O K: Çok eğleneceklerine biz eminiz. Sahnelerimiz skeç mantığında, o kadar çok giren-çıkan karakterimiz, farklı mekanlarımız var ki, birine gülmezse diğerine gülmeme şansı yok.

16) Filmin künyesinden bahseder misiniz?

O K: Yönetmenimiz Onur Aldoğan, senaristimiz Ömer Fikret Şen, Yapımcımız Onur Zurnacı, Oyuncular; Orçun Kaptan, Birgül Ulusoy.

Son olarak bu güzel sohbet için teşekkür ediyorum. Son zamanlarda sinema salonlarında yaşanan mısır krizinden dolayı neredeyse çoğu Türk filmi ertelemeye gitti.

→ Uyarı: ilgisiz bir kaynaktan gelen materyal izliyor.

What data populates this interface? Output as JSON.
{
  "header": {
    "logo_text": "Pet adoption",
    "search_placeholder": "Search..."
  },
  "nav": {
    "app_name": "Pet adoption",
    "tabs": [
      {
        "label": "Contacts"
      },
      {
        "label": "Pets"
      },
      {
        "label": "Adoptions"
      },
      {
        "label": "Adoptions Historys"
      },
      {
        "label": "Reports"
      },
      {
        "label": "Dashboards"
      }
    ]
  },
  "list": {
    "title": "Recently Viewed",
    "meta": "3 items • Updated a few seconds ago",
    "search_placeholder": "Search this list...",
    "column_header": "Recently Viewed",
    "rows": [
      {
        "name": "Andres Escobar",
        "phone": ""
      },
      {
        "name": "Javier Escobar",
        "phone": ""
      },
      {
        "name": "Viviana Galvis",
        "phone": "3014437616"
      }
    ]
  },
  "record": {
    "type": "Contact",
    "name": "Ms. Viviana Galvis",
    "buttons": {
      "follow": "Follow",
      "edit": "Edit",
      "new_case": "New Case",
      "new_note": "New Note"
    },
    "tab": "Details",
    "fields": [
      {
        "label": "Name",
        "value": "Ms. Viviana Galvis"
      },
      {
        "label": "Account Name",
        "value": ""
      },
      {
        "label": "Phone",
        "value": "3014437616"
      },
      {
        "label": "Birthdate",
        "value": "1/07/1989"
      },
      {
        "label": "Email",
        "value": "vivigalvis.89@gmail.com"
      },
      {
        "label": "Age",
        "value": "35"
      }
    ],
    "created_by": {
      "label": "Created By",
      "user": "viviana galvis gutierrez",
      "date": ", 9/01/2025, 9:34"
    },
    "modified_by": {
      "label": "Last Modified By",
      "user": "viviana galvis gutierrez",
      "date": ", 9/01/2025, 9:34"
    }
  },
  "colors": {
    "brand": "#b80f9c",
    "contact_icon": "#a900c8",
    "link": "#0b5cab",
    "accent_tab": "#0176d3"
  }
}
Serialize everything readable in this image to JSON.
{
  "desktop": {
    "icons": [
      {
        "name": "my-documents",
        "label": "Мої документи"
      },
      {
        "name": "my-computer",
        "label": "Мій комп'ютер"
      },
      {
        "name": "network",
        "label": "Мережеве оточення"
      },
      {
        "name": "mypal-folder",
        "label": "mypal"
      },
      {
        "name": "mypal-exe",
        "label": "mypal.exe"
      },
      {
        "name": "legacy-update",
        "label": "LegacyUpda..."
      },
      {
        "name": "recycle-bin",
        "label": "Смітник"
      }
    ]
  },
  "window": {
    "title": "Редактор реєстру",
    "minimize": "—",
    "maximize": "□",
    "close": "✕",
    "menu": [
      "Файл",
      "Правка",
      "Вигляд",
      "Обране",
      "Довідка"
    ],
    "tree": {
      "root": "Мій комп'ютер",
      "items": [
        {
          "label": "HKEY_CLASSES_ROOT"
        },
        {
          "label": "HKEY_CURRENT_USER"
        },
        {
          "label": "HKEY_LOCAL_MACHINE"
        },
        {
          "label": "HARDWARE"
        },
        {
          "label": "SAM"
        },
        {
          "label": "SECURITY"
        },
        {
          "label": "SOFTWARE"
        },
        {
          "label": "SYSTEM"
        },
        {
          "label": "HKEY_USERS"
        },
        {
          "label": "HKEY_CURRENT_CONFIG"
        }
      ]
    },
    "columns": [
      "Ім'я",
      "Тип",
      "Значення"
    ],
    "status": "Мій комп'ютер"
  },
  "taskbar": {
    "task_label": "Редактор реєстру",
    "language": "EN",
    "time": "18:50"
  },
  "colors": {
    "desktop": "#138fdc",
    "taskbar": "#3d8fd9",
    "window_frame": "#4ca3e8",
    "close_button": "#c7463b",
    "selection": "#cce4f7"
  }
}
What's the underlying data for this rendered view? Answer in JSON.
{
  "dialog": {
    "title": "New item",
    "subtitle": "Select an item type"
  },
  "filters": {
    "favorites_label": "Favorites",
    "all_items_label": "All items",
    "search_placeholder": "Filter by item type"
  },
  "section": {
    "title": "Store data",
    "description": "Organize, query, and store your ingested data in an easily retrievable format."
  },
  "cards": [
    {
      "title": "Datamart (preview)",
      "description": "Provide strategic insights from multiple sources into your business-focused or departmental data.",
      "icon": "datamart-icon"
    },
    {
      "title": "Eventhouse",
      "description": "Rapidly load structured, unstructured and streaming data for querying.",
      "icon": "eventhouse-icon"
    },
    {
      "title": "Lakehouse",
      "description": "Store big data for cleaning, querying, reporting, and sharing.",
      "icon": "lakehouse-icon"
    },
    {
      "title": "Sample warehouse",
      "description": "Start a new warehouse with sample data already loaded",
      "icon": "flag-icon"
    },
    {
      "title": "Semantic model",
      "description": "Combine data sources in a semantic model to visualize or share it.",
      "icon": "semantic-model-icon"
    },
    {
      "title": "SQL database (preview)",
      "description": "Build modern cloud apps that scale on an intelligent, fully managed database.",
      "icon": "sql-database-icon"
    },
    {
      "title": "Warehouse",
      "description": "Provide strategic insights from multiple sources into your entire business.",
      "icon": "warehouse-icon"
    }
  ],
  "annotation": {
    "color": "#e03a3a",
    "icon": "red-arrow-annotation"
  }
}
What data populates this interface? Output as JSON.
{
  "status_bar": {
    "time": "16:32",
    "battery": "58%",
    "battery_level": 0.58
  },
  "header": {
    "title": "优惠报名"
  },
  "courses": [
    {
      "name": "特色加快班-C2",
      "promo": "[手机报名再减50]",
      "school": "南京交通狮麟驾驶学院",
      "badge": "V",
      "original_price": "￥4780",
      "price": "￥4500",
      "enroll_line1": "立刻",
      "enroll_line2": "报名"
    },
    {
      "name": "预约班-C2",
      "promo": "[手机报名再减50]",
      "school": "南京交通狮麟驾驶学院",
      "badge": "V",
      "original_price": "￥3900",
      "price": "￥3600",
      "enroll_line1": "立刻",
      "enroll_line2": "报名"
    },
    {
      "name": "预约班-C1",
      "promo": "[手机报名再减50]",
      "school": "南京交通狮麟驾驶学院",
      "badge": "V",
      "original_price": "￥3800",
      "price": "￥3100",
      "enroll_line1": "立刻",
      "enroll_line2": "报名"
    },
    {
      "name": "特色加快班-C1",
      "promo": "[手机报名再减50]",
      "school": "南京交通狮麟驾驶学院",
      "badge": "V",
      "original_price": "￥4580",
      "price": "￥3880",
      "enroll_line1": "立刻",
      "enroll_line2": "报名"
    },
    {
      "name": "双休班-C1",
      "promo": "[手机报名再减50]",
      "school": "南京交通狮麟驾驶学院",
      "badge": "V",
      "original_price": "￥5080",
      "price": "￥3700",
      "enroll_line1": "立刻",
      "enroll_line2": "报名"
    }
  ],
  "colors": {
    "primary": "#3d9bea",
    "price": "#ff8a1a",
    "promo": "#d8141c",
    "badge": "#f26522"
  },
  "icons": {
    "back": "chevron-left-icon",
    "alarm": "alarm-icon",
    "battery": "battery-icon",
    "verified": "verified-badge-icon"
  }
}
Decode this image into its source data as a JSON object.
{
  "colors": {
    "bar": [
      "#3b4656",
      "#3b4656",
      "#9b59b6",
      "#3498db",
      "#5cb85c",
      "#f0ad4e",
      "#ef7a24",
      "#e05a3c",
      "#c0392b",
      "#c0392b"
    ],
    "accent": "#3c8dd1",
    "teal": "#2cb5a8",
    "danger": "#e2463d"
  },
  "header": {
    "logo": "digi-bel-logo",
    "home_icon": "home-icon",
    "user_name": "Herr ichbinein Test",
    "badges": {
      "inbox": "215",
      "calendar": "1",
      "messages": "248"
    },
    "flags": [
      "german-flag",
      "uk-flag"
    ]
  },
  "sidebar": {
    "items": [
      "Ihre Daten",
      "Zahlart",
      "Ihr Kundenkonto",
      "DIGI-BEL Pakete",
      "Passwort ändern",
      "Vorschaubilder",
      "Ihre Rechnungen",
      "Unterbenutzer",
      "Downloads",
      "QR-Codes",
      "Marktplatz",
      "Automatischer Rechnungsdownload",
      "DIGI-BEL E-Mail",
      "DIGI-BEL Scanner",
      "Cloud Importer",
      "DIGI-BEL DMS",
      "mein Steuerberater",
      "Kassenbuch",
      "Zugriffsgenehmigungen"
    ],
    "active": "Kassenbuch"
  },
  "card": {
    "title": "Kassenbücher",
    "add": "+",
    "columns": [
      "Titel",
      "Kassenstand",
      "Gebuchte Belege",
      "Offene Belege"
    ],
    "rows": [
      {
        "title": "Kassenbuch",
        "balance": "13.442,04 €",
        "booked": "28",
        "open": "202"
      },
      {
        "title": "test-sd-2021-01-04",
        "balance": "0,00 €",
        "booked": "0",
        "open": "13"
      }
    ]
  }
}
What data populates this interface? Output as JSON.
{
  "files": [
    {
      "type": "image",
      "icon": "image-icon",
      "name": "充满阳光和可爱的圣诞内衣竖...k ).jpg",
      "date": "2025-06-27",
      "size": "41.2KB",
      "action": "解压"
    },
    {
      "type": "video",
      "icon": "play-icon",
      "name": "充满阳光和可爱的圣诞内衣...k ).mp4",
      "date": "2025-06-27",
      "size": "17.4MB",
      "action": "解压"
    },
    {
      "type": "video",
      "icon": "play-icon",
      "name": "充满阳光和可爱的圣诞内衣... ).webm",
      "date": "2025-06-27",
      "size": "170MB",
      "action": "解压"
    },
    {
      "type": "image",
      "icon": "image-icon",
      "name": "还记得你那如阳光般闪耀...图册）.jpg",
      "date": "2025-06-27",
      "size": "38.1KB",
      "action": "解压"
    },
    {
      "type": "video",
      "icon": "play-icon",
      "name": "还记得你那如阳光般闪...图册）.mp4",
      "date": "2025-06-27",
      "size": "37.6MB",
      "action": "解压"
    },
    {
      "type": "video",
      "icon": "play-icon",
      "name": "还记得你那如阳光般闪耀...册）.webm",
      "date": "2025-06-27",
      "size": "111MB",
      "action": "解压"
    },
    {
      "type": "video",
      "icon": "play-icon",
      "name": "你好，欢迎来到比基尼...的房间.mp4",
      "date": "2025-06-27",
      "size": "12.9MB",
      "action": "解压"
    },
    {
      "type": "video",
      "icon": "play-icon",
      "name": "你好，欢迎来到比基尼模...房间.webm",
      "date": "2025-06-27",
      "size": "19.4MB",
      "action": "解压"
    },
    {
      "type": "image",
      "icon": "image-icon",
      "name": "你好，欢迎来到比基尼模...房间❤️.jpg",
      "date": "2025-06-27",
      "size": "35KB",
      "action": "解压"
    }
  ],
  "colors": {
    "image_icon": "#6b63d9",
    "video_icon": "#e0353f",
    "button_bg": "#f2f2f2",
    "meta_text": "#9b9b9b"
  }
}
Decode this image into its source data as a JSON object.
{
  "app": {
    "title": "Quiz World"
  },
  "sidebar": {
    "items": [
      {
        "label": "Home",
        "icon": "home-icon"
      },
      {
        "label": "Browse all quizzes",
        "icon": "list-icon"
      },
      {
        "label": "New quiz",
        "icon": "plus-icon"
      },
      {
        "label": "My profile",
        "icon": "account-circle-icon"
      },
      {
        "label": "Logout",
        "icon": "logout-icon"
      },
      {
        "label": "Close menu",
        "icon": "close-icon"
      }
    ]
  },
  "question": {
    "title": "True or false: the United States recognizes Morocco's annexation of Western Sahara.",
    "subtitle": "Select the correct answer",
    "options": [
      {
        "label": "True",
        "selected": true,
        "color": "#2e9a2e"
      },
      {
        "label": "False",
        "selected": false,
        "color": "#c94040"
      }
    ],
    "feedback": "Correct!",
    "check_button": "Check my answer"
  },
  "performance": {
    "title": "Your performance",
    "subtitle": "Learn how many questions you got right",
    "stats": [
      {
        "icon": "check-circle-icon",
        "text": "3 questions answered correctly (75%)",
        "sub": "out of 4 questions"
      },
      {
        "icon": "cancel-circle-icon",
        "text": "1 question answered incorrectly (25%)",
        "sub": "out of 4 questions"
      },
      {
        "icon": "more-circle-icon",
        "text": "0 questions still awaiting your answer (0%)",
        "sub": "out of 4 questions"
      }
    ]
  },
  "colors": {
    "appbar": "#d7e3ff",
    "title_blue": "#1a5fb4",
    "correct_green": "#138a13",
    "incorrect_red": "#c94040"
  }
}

Böyle bir ortamda filminizi vizyona çekmekte çekinceleriniz oldu mu?

B U: Bence tam zamanı. Büyük prodüksiyonlu işler şuan beklemede, durmada ya, diğer yapımların kendini gösterme zamanı.

KÜNYE

Vizyon Tarihi: 26 Nisan 2019

Yapım: Sun Medya Grup

Yapımcı: Murat Zurnacı

Yönetmen: Onur Aldoğan

Senaryo: Ömer Fikret Şen Vizyon

Oyuncular: Orçun Kaptan, Birgül Ulusoy, Ali Rıza Tanyeli, Volkan Kantoğlu, Gökhan Tevek, Tolga Öz, Rıfat Kanpara, Sinan Taşkan, Cumali Karakaya, Ayfer Akay, Sevda Usta, Serap Cebeci, Pelin Koç, Kıvanç Dolu ve Yaklaşık 20 yardımcı oyuncu ile 25 çocuk oyuncu ve çok sayıda figürasyon ile çekimleri İstanbul’da gerçekleşti.